Weltausstellung Mailand 2015: Aufatmen mit Österreich

Weltausstellung Mailand 2015: Aufatmen mit Österreich

Der rot-weiß-rote Pavillon ist der coolste auf der Mailänder Expo. Dank eigens gepflanzter Bäume und Sträucher.

Österreichs energieneutraler Pavillon auf der Weltausstellung in Mailand kommt dem Generalmotto „Energy for Life-Feeding the planet“ vielleicht am nächsten: Ein eigens gepflanzter Wald mit hohen Bäumen und Sträuchern sorgt für Sauerstoff-Produktion und Abkühlung – „Breathe Austria“ steht überm Eingang, und drinnen ist es stets um fünf Grad kühler als auf dem Expo-Gelände mit über 50 Pavillons. Österreich präsentiert sich als ökologisches Musterland und grünes Urlaubsziel. Bislang wurden 600.000 Besucher gezählt, die auch heimische Speisen und Getränke verkosten durften.

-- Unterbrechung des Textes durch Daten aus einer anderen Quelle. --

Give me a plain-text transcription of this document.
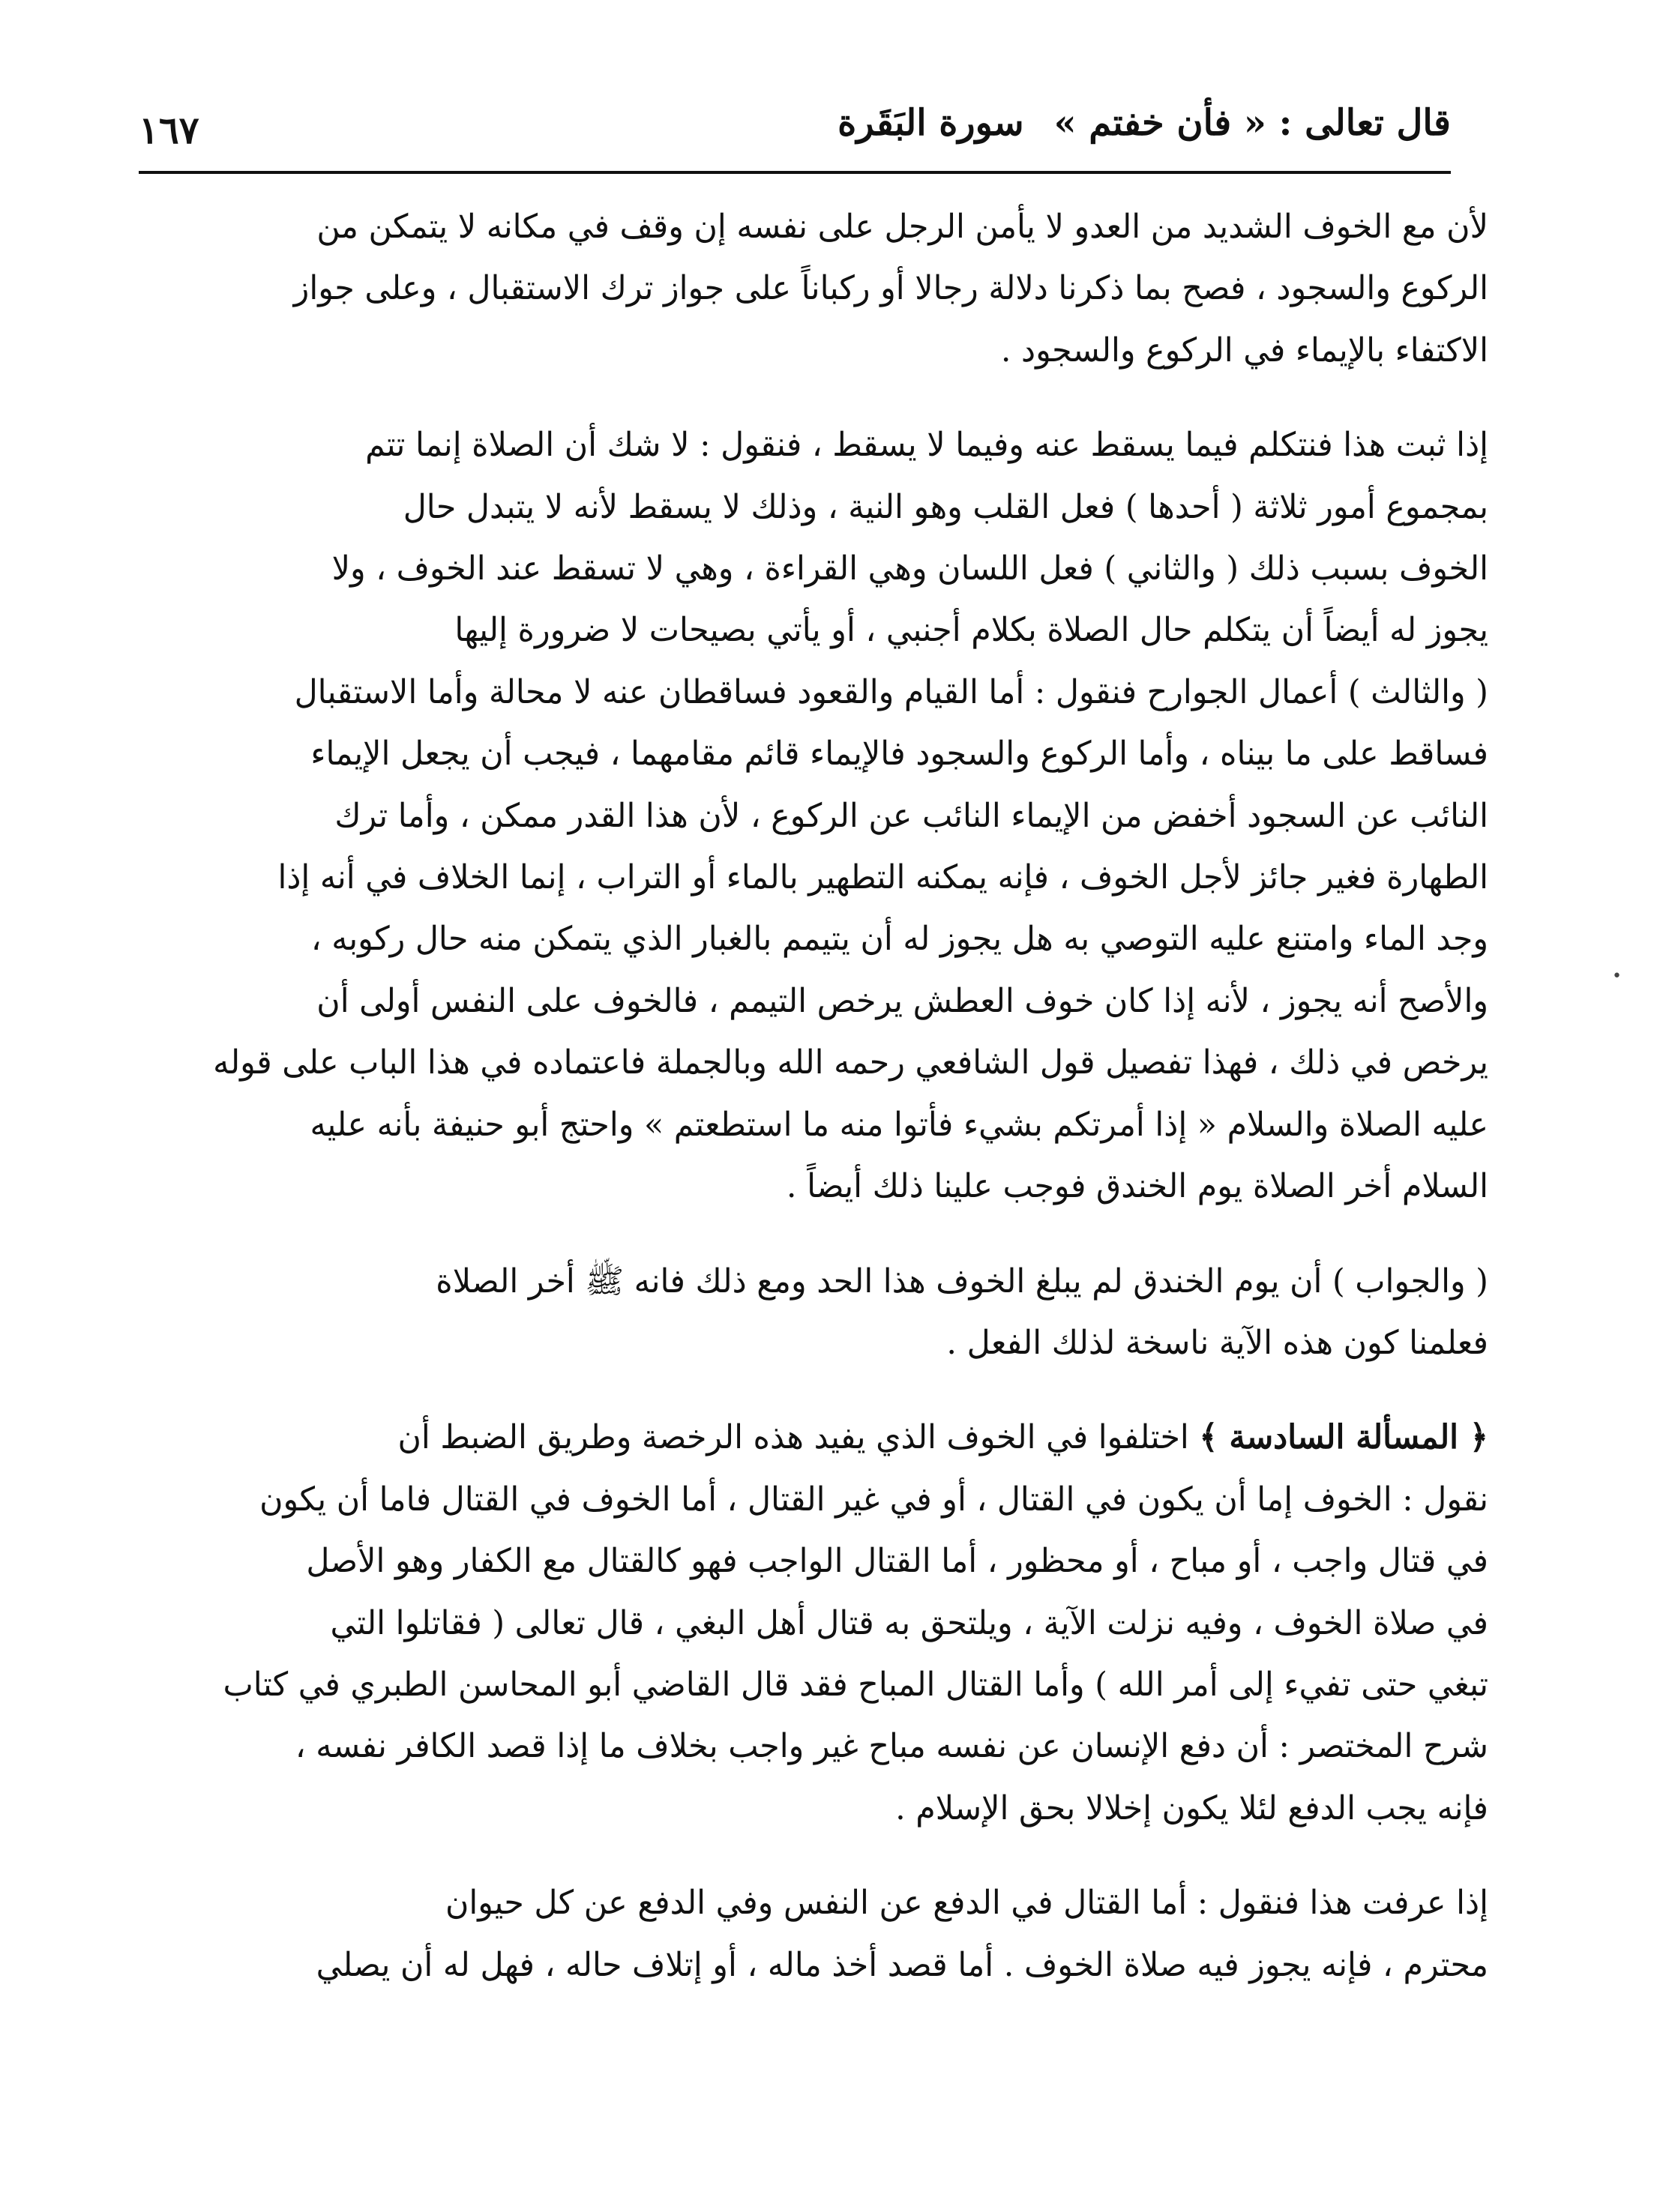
قال تعالى : « فأن خفتم »سورة البَقَرة
١٦٧
لأن مع الخوف الشديد من العدو لا يأمن الرجل على نفسه إن وقف في مكانه لا يتمكن من
الركوع والسجود ، فصح بما ذكرنا دلالة رجالا أو ركباناً على جواز ترك الاستقبال ، وعلى جواز
الاكتفاء بالإيماء في الركوع والسجود .
إذا ثبت هذا فنتكلم فيما يسقط عنه وفيما لا يسقط ، فنقول : لا شك أن الصلاة إنما تتم
بمجموع أمور ثلاثة ( أحدها ) فعل القلب وهو النية ، وذلك لا يسقط لأنه لا يتبدل حال
الخوف بسبب ذلك ( والثاني ) فعل اللسان وهي القراءة ، وهي لا تسقط عند الخوف ، ولا
يجوز له أيضاً أن يتكلم حال الصلاة بكلام أجنبي ، أو يأتي بصيحات لا ضرورة إليها
( والثالث ) أعمال الجوارح فنقول : أما القيام والقعود فساقطان عنه لا محالة وأما الاستقبال
فساقط على ما بيناه ، وأما الركوع والسجود فالإيماء قائم مقامهما ، فيجب أن يجعل الإيماء
النائب عن السجود أخفض من الإيماء النائب عن الركوع ، لأن هذا القدر ممكن ، وأما ترك
الطهارة فغير جائز لأجل الخوف ، فإنه يمكنه التطهير بالماء أو التراب ، إنما الخلاف في أنه إذا
وجد الماء وامتنع عليه التوصي به هل يجوز له أن يتيمم بالغبار الذي يتمكن منه حال ركوبه ،
والأصح أنه يجوز ، لأنه إذا كان خوف العطش يرخص التيمم ، فالخوف على النفس أولى أن
يرخص في ذلك ، فهذا تفصيل قول الشافعي رحمه الله وبالجملة فاعتماده في هذا الباب على قوله
عليه الصلاة والسلام « إذا أمرتكم بشيء فأتوا منه ما استطعتم » واحتج أبو حنيفة بأنه عليه
السلام أخر الصلاة يوم الخندق فوجب علينا ذلك أيضاً .
( والجواب ) أن يوم الخندق لم يبلغ الخوف هذا الحد ومع ذلك فانه ﷺ أخر الصلاة
فعلمنا كون هذه الآية ناسخة لذلك الفعل .
﴿ المسألة السادسة ﴾ اختلفوا في الخوف الذي يفيد هذه الرخصة وطريق الضبط أن
نقول : الخوف إما أن يكون في القتال ، أو في غير القتال ، أما الخوف في القتال فاما أن يكون
في قتال واجب ، أو مباح ، أو محظور ، أما القتال الواجب فهو كالقتال مع الكفار وهو الأصل
في صلاة الخوف ، وفيه نزلت الآية ، ويلتحق به قتال أهل البغي ، قال تعالى ( فقاتلوا التي
تبغي حتى تفيء إلى أمر الله ) وأما القتال المباح فقد قال القاضي أبو المحاسن الطبري في كتاب
شرح المختصر : أن دفع الإنسان عن نفسه مباح غير واجب بخلاف ما إذا قصد الكافر نفسه ،
فإنه يجب الدفع لئلا يكون إخلالا بحق الإسلام .
إذا عرفت هذا فنقول : أما القتال في الدفع عن النفس وفي الدفع عن كل حيوان
محترم ، فإنه يجوز فيه صلاة الخوف . أما قصد أخذ ماله ، أو إتلاف حاله ، فهل له أن يصلي
•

"Ein sehr stimmiges Konzept"

Beim Österreichtag auf der Expo am 26. Juni mit Bundespräsident Heinz Fischer und Mitgliedern der Bundesregierung sowie Wirtschaftskammer-Chef Christoph Leitl wurde erste Bilanz gezogen. „Österreich präsentiert sich als Land mit einer intakten Umwelt und einer einmalig schönen Landschaft – ein sehr stimmiges Konzept, das mir als Naturfreund besonders gut gefällt“, erklärte Fischer.

Weltmeister in Nischen

In die positive Grundstimmung mischte sich aber auch ein wenig Kritik: Besucher des rot-weiß-roten Pavillons erfahren wenig über die Alpenrepublik. Einige Videowalls mit Bildern und Infos wären hilfreich gewesen, vor allem für Besucher aus anderen Kontinenten. Im Zentrum von Mailand läuft im Triennale-Gebäude die gelungene Ausstellung „Austrian Design Explosion“, wo sich Österreichs Firmen als Weltmeister in Nischen präsentieren: Von Drohnen über Eier-Verpackungen bis zu Motorrädern und Solartechnologie.

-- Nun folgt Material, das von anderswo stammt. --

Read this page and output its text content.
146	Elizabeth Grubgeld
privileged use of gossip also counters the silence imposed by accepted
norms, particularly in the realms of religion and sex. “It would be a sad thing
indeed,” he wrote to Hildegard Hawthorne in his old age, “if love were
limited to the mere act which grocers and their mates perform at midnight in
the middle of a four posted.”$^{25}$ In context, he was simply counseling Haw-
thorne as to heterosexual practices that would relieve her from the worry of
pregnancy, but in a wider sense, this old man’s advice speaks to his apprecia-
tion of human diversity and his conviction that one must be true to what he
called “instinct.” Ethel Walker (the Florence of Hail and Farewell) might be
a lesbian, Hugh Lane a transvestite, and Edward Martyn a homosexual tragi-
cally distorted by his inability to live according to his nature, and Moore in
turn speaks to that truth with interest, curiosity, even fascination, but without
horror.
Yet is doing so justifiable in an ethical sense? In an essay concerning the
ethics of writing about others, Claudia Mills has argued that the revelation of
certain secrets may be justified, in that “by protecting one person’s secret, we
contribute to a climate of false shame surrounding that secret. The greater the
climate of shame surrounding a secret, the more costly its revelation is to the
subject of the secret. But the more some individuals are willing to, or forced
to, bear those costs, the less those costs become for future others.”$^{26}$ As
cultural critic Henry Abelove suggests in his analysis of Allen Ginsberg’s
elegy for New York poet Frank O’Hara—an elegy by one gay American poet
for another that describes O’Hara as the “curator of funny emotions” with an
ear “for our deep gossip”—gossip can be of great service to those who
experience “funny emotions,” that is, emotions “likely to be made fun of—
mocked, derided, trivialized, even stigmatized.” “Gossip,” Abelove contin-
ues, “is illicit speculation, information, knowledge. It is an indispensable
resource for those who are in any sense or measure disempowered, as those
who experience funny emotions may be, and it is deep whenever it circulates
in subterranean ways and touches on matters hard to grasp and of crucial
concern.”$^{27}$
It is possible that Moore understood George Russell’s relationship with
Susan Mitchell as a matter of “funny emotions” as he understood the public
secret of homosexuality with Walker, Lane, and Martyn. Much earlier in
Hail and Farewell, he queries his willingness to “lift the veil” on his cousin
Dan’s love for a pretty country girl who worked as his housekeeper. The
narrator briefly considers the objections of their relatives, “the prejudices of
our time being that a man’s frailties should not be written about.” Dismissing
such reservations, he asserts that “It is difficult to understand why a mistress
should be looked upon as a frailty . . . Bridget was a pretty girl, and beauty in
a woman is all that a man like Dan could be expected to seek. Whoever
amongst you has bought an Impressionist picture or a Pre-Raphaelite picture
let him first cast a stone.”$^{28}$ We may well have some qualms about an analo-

Ein Rundgang auf dem Expo-Gelände erlaubt interessante Vergleiche: Vor allem asiatische Länder präsentieren sich als Energie- und Agrarexporteure. Die USA zeigen eine vertikale Farm mit neuen Anbaumethoden und stellen auch die Vorzüge der Gentechnik heraus– als Sponsoren treten Großkonzerne wie Dupont oder Monsanto auf.

Der riesige Russland-Pavillon präsentiert den ältesten Saatgut-Speicher des Pioniers Nikolai Wawilow oder Mendelejews Periodensystem chemischer Elemente auf schicken Videowalls.

Aufstrebende Exportnationen wie Argentinien, Brasilien oder Ecuador stellen stolz ihre agrarischen Leistungen aus, auch die Produktion von Bio-Treibstoffen.

Sehenswert sind die Pavillons der Länder des Nahen und Mittleren Ostens, vor allem jene von Oman, Kuwait und Dubai, das 2020 nach Kasachstan 2017 die übernächste Expo ausrichten wird.